Food

Better policies – a critical element of food safety, and food security in East and Sub-Saharan Africa

(Last Updated On: 22 March 2023)

Representatives drawn from governments, the private sector, civil society, academia; regional bodies, and agricultural value chain associations from East Africa have converged at Nairobi, Kenya in their first Conference on Agroecology.

The various stakeholders have made a loud call for governments to put in place better policies that promote the use of agroecology to improve the broken food systems in the region.

TND News’ Marko Taibot who has been part of this conference in Nairobi reports that the conference which attracted more than 500 delegates from Eastern and Southern Africa was organized under the theme: “Transforming Food Systems for Responsible Production, Consumption, and Social Well-being” by strengthening “Resilience and Sustainability in food systems for Environmental and Social Economic Development”.

Speaking during the conference as a chief guest, Mr. Fred Bwino Kyakulaga the Minister of State for Agriculture, Animal Industry And Fisheries of the Republic of Uganda said the successful promotion of Agroecology calls for resolute supportive government policy and regulatory action developed in close collaboration with all key stakeholders.

“Formidable public-private partnerships, effective sharing, and networking are vital in implementing the identified strategies geared towards entrenching and scaling up Agroecology among our farming communities,” Bwino said.

Bwino stated that in Uganda, like in most of the African and EAC countries, Agriculture is still pivotal in spurring socio-economic transformation.

“In Uganda Agriculture contributes 24 percent of Uganda’s GDP, employs 68 percent of the population – largely smallholder farmers 73 percent of whom are women.” 

He added that in 2019, the government of Uganda approved the National Organic Agriculture Policy (NOAP) aimed at Harnessing the Country’s Organic Agriculture Potential by ensuring a regulated sub-sector that contributes to national development.

He also noted that Uganda has a comparative advantage to promote agroecology because its agricultural production is by default organic due to the minimal use of external inputs like inorganic fertilizers and pesticides since time immemorial. 

“Our culture is organic agriculture and by extension it is agro-ecology,” he added

Bwino also confirmed that the number of certified organic farmers in Uganda has increased from 211,584 in 2018 to 404,246 in 2021, adding that the certified area under organic has increased from 264,480Ha in 2018 to 505,308 in 2021.

“The value of organic exports increased from USD 50.0 million in 2015/16 to USD 159.80 million in 2021. The organic share of agricultural exports was 8% in 2018 but is projected to reach 12% by the end of 2023.”

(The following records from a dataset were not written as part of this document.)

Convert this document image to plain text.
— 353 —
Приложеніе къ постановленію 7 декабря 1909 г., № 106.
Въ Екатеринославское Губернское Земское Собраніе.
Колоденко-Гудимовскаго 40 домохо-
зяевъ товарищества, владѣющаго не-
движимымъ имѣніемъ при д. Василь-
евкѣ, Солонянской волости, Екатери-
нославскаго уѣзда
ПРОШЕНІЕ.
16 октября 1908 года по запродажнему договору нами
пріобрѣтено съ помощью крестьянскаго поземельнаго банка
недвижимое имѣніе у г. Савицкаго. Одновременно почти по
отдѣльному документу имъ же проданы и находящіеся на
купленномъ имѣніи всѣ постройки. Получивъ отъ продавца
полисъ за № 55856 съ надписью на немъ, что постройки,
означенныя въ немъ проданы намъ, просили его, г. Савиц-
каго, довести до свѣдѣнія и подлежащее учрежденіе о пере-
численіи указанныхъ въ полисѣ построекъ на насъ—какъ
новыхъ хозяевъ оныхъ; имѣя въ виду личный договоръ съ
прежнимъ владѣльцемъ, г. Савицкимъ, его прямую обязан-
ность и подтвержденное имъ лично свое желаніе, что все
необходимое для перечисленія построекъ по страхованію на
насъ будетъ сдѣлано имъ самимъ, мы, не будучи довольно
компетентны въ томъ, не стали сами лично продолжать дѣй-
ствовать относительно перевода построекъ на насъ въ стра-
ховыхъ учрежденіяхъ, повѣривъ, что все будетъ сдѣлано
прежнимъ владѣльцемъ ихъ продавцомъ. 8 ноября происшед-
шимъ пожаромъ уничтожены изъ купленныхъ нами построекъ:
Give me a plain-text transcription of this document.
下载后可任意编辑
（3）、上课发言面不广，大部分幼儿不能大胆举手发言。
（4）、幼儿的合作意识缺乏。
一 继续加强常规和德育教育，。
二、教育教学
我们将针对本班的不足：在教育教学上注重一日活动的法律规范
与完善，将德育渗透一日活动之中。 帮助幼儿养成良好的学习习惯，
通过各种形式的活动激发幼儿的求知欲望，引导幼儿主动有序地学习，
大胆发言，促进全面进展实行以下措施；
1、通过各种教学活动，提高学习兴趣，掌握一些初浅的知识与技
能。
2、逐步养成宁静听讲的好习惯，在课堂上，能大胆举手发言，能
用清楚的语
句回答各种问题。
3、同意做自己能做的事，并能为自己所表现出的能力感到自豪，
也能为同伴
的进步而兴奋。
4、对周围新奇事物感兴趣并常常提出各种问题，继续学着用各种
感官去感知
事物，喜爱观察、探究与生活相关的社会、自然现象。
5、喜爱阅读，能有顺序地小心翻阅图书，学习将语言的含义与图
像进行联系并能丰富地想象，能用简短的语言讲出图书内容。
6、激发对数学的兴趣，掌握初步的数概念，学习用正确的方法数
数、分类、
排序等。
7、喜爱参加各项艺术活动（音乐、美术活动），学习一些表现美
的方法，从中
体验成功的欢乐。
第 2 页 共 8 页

He revealed that Uganda is also one of the countries in Africa that included updated Nationally Determined Contributions (NDCs) that were submitted to the United Nations Framework Convention on Climate Change (UNFCCC) ahead of the previous Conference of Parties (COP 27) held in Egypt. 

NDCs, he said is part of Uganda’s commitments to enhance our efforts toward building climate resilience and mitigation within the Agriculture, Forestry, and Land Use (AFOLU) sectors. 

Food
Some of the delegates at the Nairobi Food Conference. Photo by Marko Taibot/TND News.

Dr. Emma Siliprandi, Agricultural Officer-Plant Production and Protection Division (NSP) at FAO said food safety is at the heart of FAO, supporting the achievements of better production, better nutrition, a better environment, and a better life.

Siliprandi noted that to accelerate the transition to resilience and diversified sustainable agriculture and food systems through agroecology, there is a need for responsible governance coherent policies and institutional framework.

The approval of the 10 elements of Agroecology that has been approved by the Committee of Food Security and Nutrition of the United Nations in 2019 is one of the achievements and eventually the approval of tools for agroecology performance evaluation is a success towards safe food.

“Food safety is a shared responsibility that calls for all governments through investments in knowledge, policy support that promotes the 10 elements of agroecology, and investments in the market,” Siliprandi said

Dr. Hans R. Herren, President and CEO of Millennium Institute, Co-Founder and President Biovision Foundation, Recipient of the World Food Prize, Recipient of the Alternative Nobel Prize, Washington, DC., while presenting on pathways to Food Systems Transformation towards Resilience and Sustainability in Africa, noted there is a need to understand the obstacles to lead to a breakdown in the food systems.

He noted that there need to strengthen knowledge and evidence, strengthening and developing a new marketing structure and value chain for agroecological products.

According to FAO, in Africa, over 90 million people fall ill, while nearly 137,000 die each year due to food-borne diseases.